Nonostante abbia un secolo, la radio è ancora adolescente perché fatica a invecchiare, è legata a doppio filo con il pop che per definizione non invecchia mai. Il pop è il termometro dell'attualità e la radio misura il pop. Non solo quello musicale, che è sempre centrale in quasi tutti i palinsesti e che tuttora prende forma, si consolida e diventa globale anche, spesso soprattutto, attraverso le trasmissioni radiofoniche in tutto il mondo a tutte le ore. Soprattutto, la radio rende «trasversale» la musica pop, la trasferisce di generazione in generazione ed è un valore aggiunto specialmente oggi, nell'epoca della «verticalizzazione» dei gusti (ad esempio chi è conosciuto dalla Gen Z spesso è totalmente sconosciuto a tutti gli altri).

Ma, festeggiando il secolo di vita italiana, la radio esalta una caratteristica che per decenni è passata sotto traccia ma che ora è luminosamente evidente: è stata il primo social network della storia. E non serve soltanto pensare a Chiamate Roma 3131, la trasmissione di Radio2 che dal 1969 al 1995 è stata il «primo tentativo in Italia di contatto diretto e senza filtri tra l'ascoltatore ed il mezzo di comunicazione». La radio è stata sin da subito il primo medium capace di trasmettere istantaneamente, e a distanza, una informazione a una quantità smisurata di persone, una caratteristica che nell'epoca delle news in tempo reale sembra quasi scontata ma che è stata unica e decisiva per decenni.

Ecco, l'unicità.

La radio l'ha sempre conservata, «resistendo» all'arrivo della televisione e ai suoi linguaggi spesso diametralmente opposti.
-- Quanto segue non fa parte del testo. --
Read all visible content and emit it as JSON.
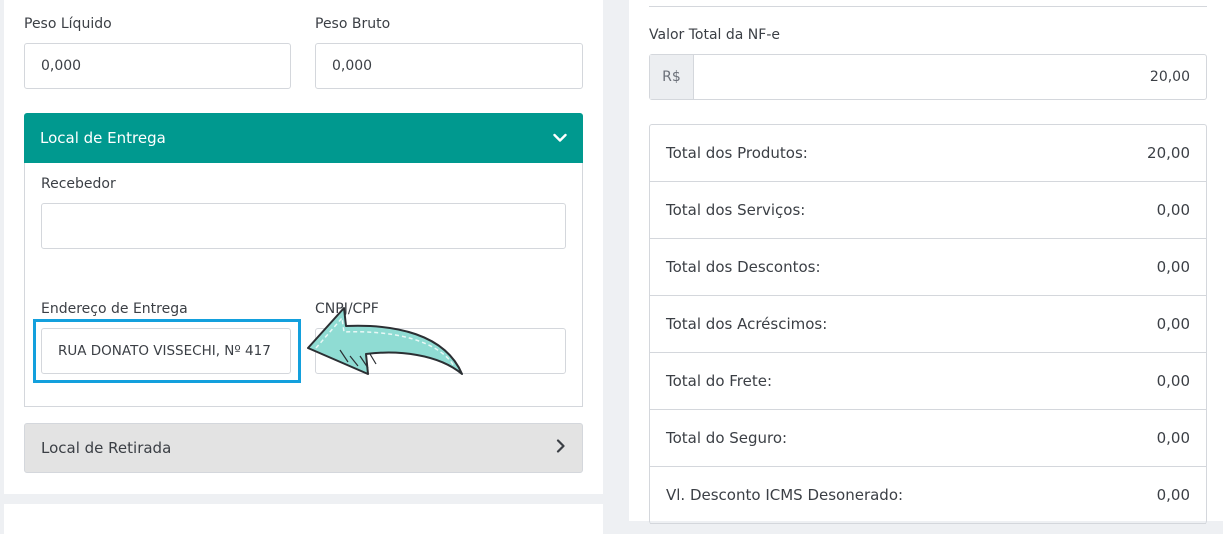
{
  "left": {
    "peso_liquido": {
      "label": "Peso Líquido",
      "value": "0,000"
    },
    "peso_bruto": {
      "label": "Peso Bruto",
      "value": "0,000"
    },
    "local_entrega": {
      "title": "Local de Entrega",
      "recebedor": {
        "label": "Recebedor",
        "value": ""
      },
      "endereco": {
        "label": "Endereço de Entrega",
        "value": "RUA DONATO VISSECHI, Nº 417"
      },
      "cnpj": {
        "label": "CNPJ/CPF",
        "value": ""
      }
    },
    "local_retirada": {
      "title": "Local de Retirada"
    }
  },
  "right": {
    "valor_total": {
      "label": "Valor Total da NF-e",
      "prefix": "R$",
      "value": "20,00"
    },
    "totals": [
      {
        "label": "Total dos Produtos:",
        "value": "20,00"
      },
      {
        "label": "Total dos Serviços:",
        "value": "0,00"
      },
      {
        "label": "Total dos Descontos:",
        "value": "0,00"
      },
      {
        "label": "Total dos Acréscimos:",
        "value": "0,00"
      },
      {
        "label": "Total do Frete:",
        "value": "0,00"
      },
      {
        "label": "Total do Seguro:",
        "value": "0,00"
      },
      {
        "label": "Vl. Desconto ICMS Desonerado:",
        "value": "0,00"
      }
    ]
  },
  "colors": {
    "accent": "#00998f",
    "highlight": "#13a0dd",
    "arrow_fill": "#8fdcd3"
  },
  "icons": {
    "expand": "chevron-down-icon",
    "collapse": "chevron-right-icon",
    "annotation": "curved-arrow-icon"
  }
}
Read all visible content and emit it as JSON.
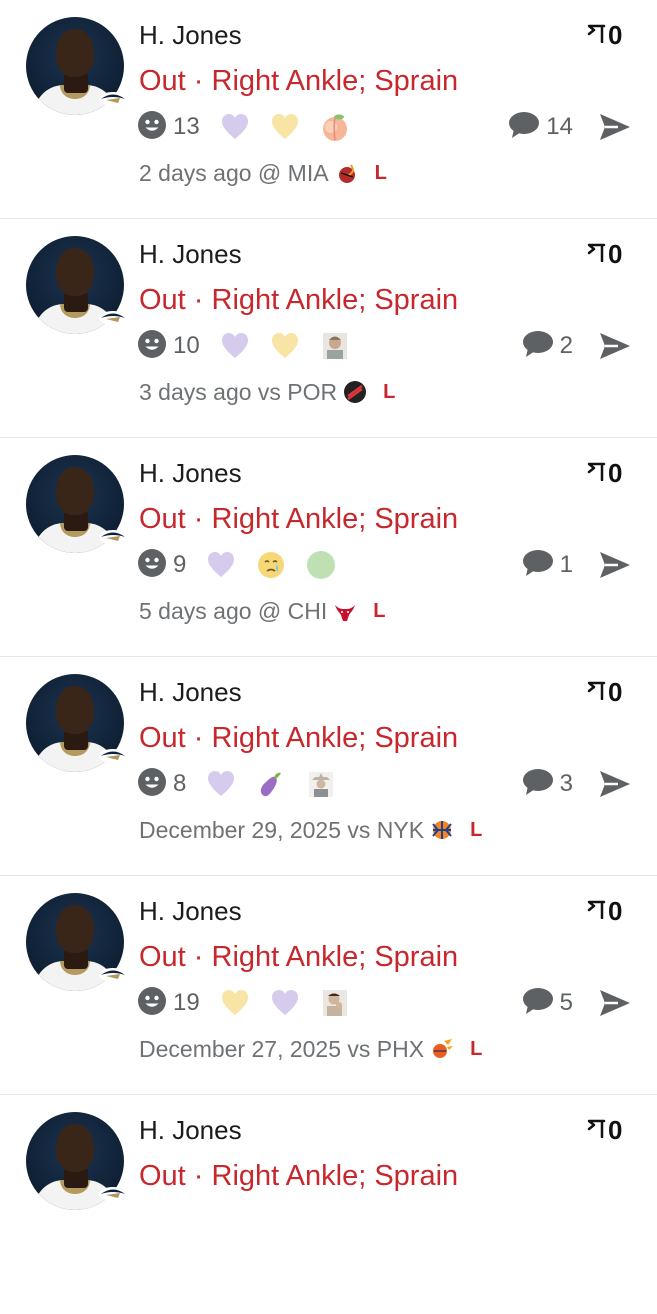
{
  "colors": {
    "status_red": "#c6282d",
    "purple_heart": "#d7cbed",
    "yellow_heart": "#f8e4a4",
    "gray_icon": "#5e6163"
  },
  "posts": [
    {
      "player": "H. Jones",
      "bookmarks": "0",
      "status": "Out · Right Ankle; Sprain",
      "reaction_count": "13",
      "emojis": [
        "purple-heart",
        "yellow-heart",
        "peach"
      ],
      "comment_count": "14",
      "time": "2 days ago",
      "matchup": "@ MIA",
      "opponent_logo": "heat-logo",
      "result": "L"
    },
    {
      "player": "H. Jones",
      "bookmarks": "0",
      "status": "Out · Right Ankle; Sprain",
      "reaction_count": "10",
      "emojis": [
        "purple-heart",
        "yellow-heart",
        "person-photo"
      ],
      "comment_count": "2",
      "time": "3 days ago",
      "matchup": "vs POR",
      "opponent_logo": "blazers-logo",
      "result": "L"
    },
    {
      "player": "H. Jones",
      "bookmarks": "0",
      "status": "Out · Right Ankle; Sprain",
      "reaction_count": "9",
      "emojis": [
        "purple-heart",
        "crying-face",
        "green-circle"
      ],
      "comment_count": "1",
      "time": "5 days ago",
      "matchup": "@ CHI",
      "opponent_logo": "bulls-logo",
      "result": "L"
    },
    {
      "player": "H. Jones",
      "bookmarks": "0",
      "status": "Out · Right Ankle; Sprain",
      "reaction_count": "8",
      "emojis": [
        "purple-heart",
        "eggplant",
        "cowboy-photo"
      ],
      "comment_count": "3",
      "time": "December 29, 2025",
      "matchup": "vs NYK",
      "opponent_logo": "knicks-logo",
      "result": "L"
    },
    {
      "player": "H. Jones",
      "bookmarks": "0",
      "status": "Out · Right Ankle; Sprain",
      "reaction_count": "19",
      "emojis": [
        "yellow-heart",
        "purple-heart",
        "thinking-person-photo"
      ],
      "comment_count": "5",
      "time": "December 27, 2025",
      "matchup": "vs PHX",
      "opponent_logo": "suns-logo",
      "result": "L"
    },
    {
      "player": "H. Jones",
      "bookmarks": "0",
      "status": "Out · Right Ankle; Sprain"
    }
  ]
}
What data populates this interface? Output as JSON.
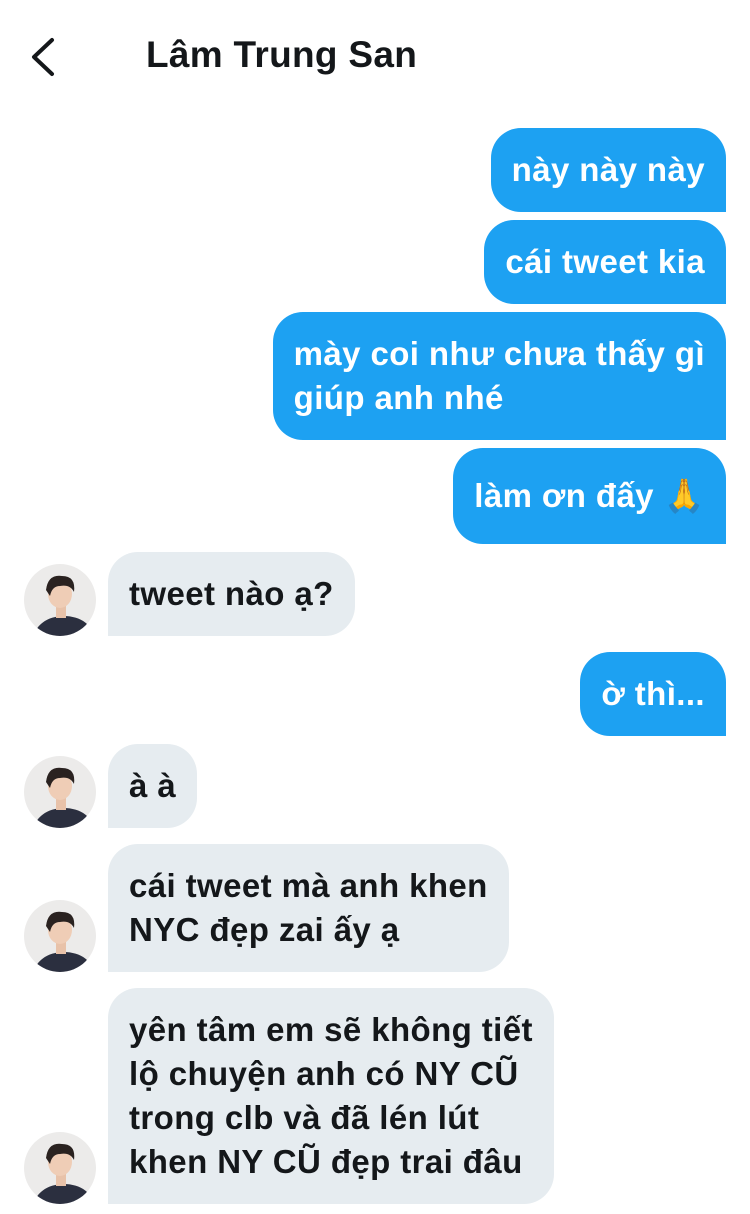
{
  "header": {
    "back_icon": "chevron-left-icon",
    "title": "Lâm Trung San"
  },
  "messages": [
    {
      "direction": "outgoing",
      "text": "này này này"
    },
    {
      "direction": "outgoing",
      "text": "cái tweet kia"
    },
    {
      "direction": "outgoing",
      "text": "mày coi như chưa thấy gì\ngiúp anh nhé"
    },
    {
      "direction": "outgoing",
      "text": "làm ơn đấy 🙏"
    },
    {
      "direction": "incoming",
      "text": "tweet nào ạ?"
    },
    {
      "direction": "outgoing",
      "text": "ờ thì..."
    },
    {
      "direction": "incoming",
      "text": "à à"
    },
    {
      "direction": "incoming",
      "text": "cái tweet mà anh khen\nNYC đẹp zai ấy ạ"
    },
    {
      "direction": "incoming",
      "text": "yên tâm em sẽ không tiết\nlộ chuyện anh có NY CŨ\ntrong clb và đã lén lút\nkhen NY CŨ đẹp trai đâu"
    }
  ],
  "colors": {
    "outgoing_bubble": "#1da1f2",
    "incoming_bubble": "#e6ecf0",
    "title_text": "#14171a"
  }
}
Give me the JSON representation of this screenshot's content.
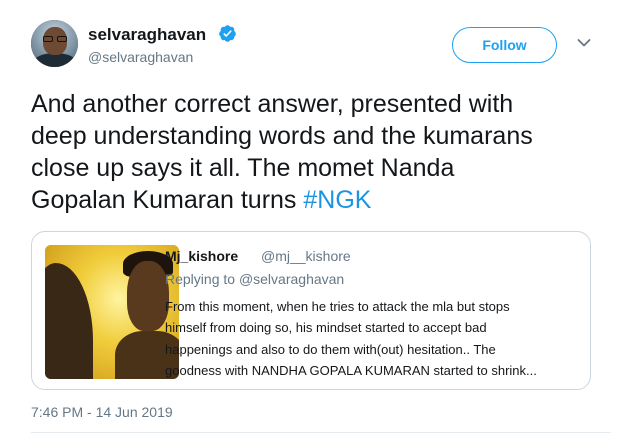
{
  "author": {
    "display_name": "selvaraghavan",
    "handle": "@selvaraghavan",
    "verified": true
  },
  "actions": {
    "follow_label": "Follow",
    "more_icon": "chevron-down-icon"
  },
  "tweet": {
    "text_lines": [
      "And another correct answer, presented with",
      "deep understanding words  and the kumarans",
      "close up says it all. The momet Nanda",
      "Gopalan Kumaran turns "
    ],
    "hashtag": "#NGK",
    "timestamp": "7:46 PM - 14 Jun 2019"
  },
  "quoted_tweet": {
    "display_name": "Mj_kishore",
    "handle": "@mj__kishore",
    "replying_prefix": "Replying to ",
    "replying_to": "@selvaraghavan",
    "body_lines": [
      "From this moment, when he tries to attack the mla but stops",
      "himself from doing so, his mindset started to accept bad",
      "happenings and also to do them with(out) hesitation.. The",
      "goodness with NANDHA GOPALA KUMARAN started to shrink..."
    ]
  },
  "colors": {
    "accent": "#1da1f2",
    "hashtag": "#1b95e0",
    "secondary_text": "#657786",
    "border": "#ccd6dd"
  }
}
Ora è la comunicazione invasiva e virale dei social network a minacciare questa unicità. Forse senza volerlo, molti network assorbono lo stile e i contenuti di X o di Instagram travasandoli nei loro palinsesti. È una perdita di potenzialità e riconoscibilità comunicativa che forse sarà compensata con il tempo con quella capacità di adattamento che la radio continua a dimostrare. Prendiamo ad esempio la cosiddetta «radiovisione» che il critico Aldo Grasso ha impietosamente ridotto a «Tv di Serie B». In effetti, riprese e montaggi spesso hanno ancora un rilievo quasi dilettantesco. Ma la differenza resta sempre la stessa: una radio si può godere anche a occhi chiusi e, ascoltandola, l'invisibile diventa visibile.

Un piccolo miracolo che tuttora non riesce a nessun altro.